子どもだったラピス・ラズリはもういない。
もう16歳だ。
大人の女性だ。
結婚だってできる。
なのに明人はいつも私を子ども扱いする。
なんで?
「明人のバカ……」
………やっぱり胸なのかな?
ユリカも大きかったらしいし……。
―――その時
「お嬢さん、お暇ですか?」
ウソッ!!
いつの間に私の背後を!?
私は咄嗟に振り向いた。
「お茶でもいかがです?」
……え~っと。ナマズ?
じゃなくて謎の中国人?
どっちにしろこいつできる……。
「ヤダ」
「そこを曲げて、ぜひ。貴女に断られれば、私は腹を切らねばなりません」
つかみどころが無い。
ブロスぺクターみたいだ。
「お願いします。我が主がお会いしたいと申しておりまして」
主が誰だろうと興味ないし……。
「おとといきな」
「そこを何とか!」
しつこい。
私には明人が入……。
「……いかがなされました」
「うふふ」
「?」
いいこと思い付いた。
「いいよ。

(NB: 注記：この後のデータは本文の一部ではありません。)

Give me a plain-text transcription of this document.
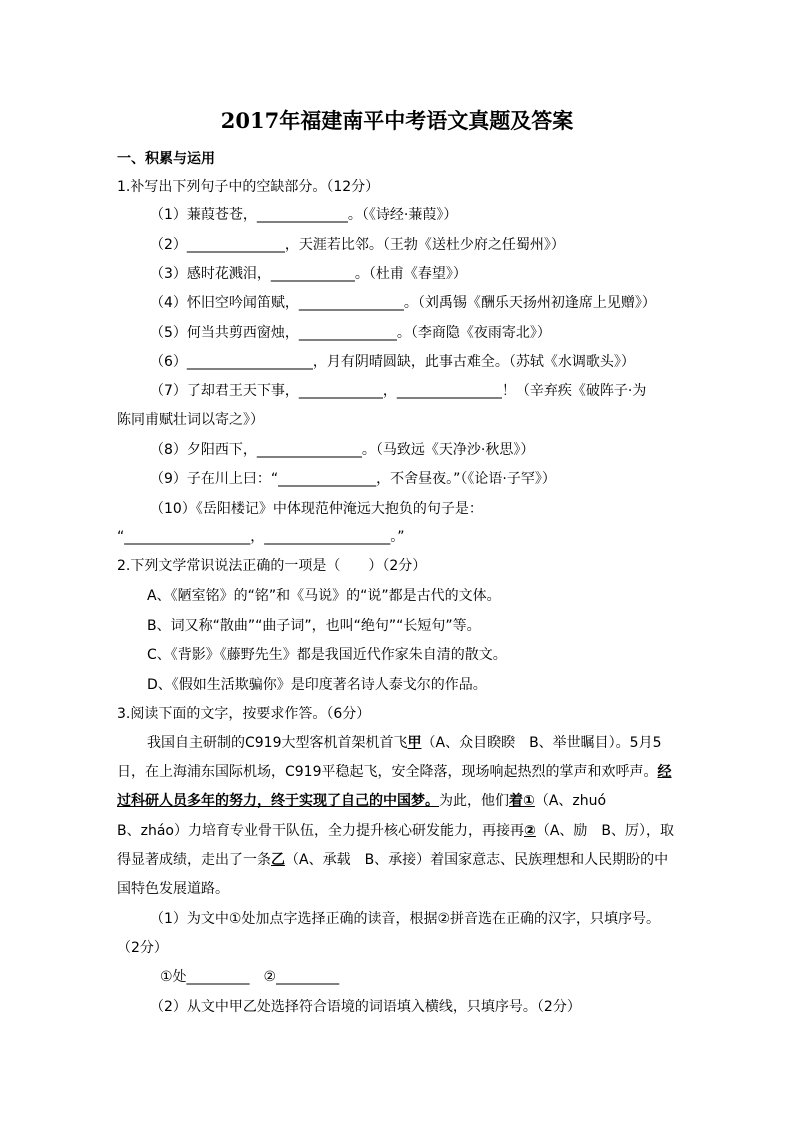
2017年福建南平中考语文真题及答案
一、积累与运用
1.补写出下列句子中的空缺部分。（12分）
（1）蒹葭苍苍，_____________。（《诗经·蒹葭》）
（2）______________，天涯若比邻。（王勃《送杜少府之任蜀州》）
（3）感时花溅泪，____________。（杜甫《春望》）
（4）怀旧空吟闻笛赋，_______________。（刘禹锡《酬乐天扬州初逢席上见赠》）
（5）何当共剪西窗烛，______________。（李商隐《夜雨寄北》）
（6）__________________，月有阴晴圆缺，此事古难全。（苏轼《水调歌头》）
（7）了却君王天下事，____________，_______________！（辛弃疾《破阵子·为
陈同甫赋壮词以寄之》）
（8）夕阳西下，_______________。（马致远《天净沙·秋思》）
（9）子在川上曰：“______________，不舍昼夜。”（《论语·子罕》）
（10）《岳阳楼记》中体现范仲淹远大抱负的句子是：
“__________________，__________________。”
2.下列文学常识说法正确的一项是（　　）（2分）
A、《陋室铭》的“铭”和《马说》的“说”都是古代的文体。
B、词又称“散曲”“曲子词”，也叫“绝句”“长短句”等。
C、《背影》《藤野先生》都是我国近代作家朱自清的散文。
D、《假如生活欺骗你》是印度著名诗人泰戈尔的作品。
3.阅读下面的文字，按要求作答。（6分）
我国自主研制的C919大型客机首架机首飞甲（A、众目睽睽　B、举世瞩目）。5月5
日，在上海浦东国际机场，C919平稳起飞，安全降落，现场响起热烈的掌声和欢呼声。经
过科研人员多年的努力，终于实现了自己的中国梦。为此，他们着①（A、zhuó
B、zháo）力培育专业骨干队伍，全力提升核心研发能力，再接再②（A、励　B、厉），取
得显著成绩，走出了一条乙（A、承载　B、承接）着国家意志、民族理想和人民期盼的中
国特色发展道路。
（1）为文中①处加点字选择正确的读音，根据②拼音选在正确的汉字，只填序号。
（2分）
①处_________　②_________
（2）从文中甲乙处选择符合语境的词语填入横线，只填序号。（2分）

連れてって」
<一成 side>
「大導脈流、狭窄掌!!!」
「「「グハアアァァァ!!!」」」
俺の秘奥儀で三人はその場にくずれおちた。
今日の俺は絶好調だ……。
「フッ……」
俺は椿一成。
空手同好会の代表だ。
俺はかつて天河に敗れた。
その後俺は自分の油断を認め、天河に謝罪した。
にもかかわらず、天河は俺を変態呼ばわり。
しかも天河はかなわないとみると卑怯にも用心棒を雇ったのだ。
「思い出したくも無い……」
あの日。
俺は三日間メシが喉を通らなかった。
おのれ天河め……。
武道家の風上にも置けない奴!!
もはや女とは思わん!!
天河・ラピス・ラズリ!!
そして黒ずくめの男!!!
必ずお前たちを俺の拳で叩きのめしてやる!!!
「……だというのに」
こいつらときたら、まだ休んでやがる!
「お前ら立て!!修行はまだこれからだ!!!」
「つ、椿君……」
「ちょ、ちょっと待ってくれたまえ……」
「とばし過ぎだ……」
「黙れ!!だからお前たちは弱いんだ!!!」
まったく!!
これじゃあ修行にならん!!
こうしてる間にも………。
「!!!!!」
あそこを歩いているのは天河じゃないか?
……間違いない!!天河だ!!
「まさか、こんなところで会えるとわな。……うん?」
一緒に歩いている男、この間の男と違うな。
「なるほど、用心棒を何人も雇っているのか……」
しかし奴はこんなところでなにを?
「……つけてみるか」
あとがき(いいわけ)
お言葉に甘えて…
>大導脈流・狭窄掌
元ネタは『大動脈狭窄症』です。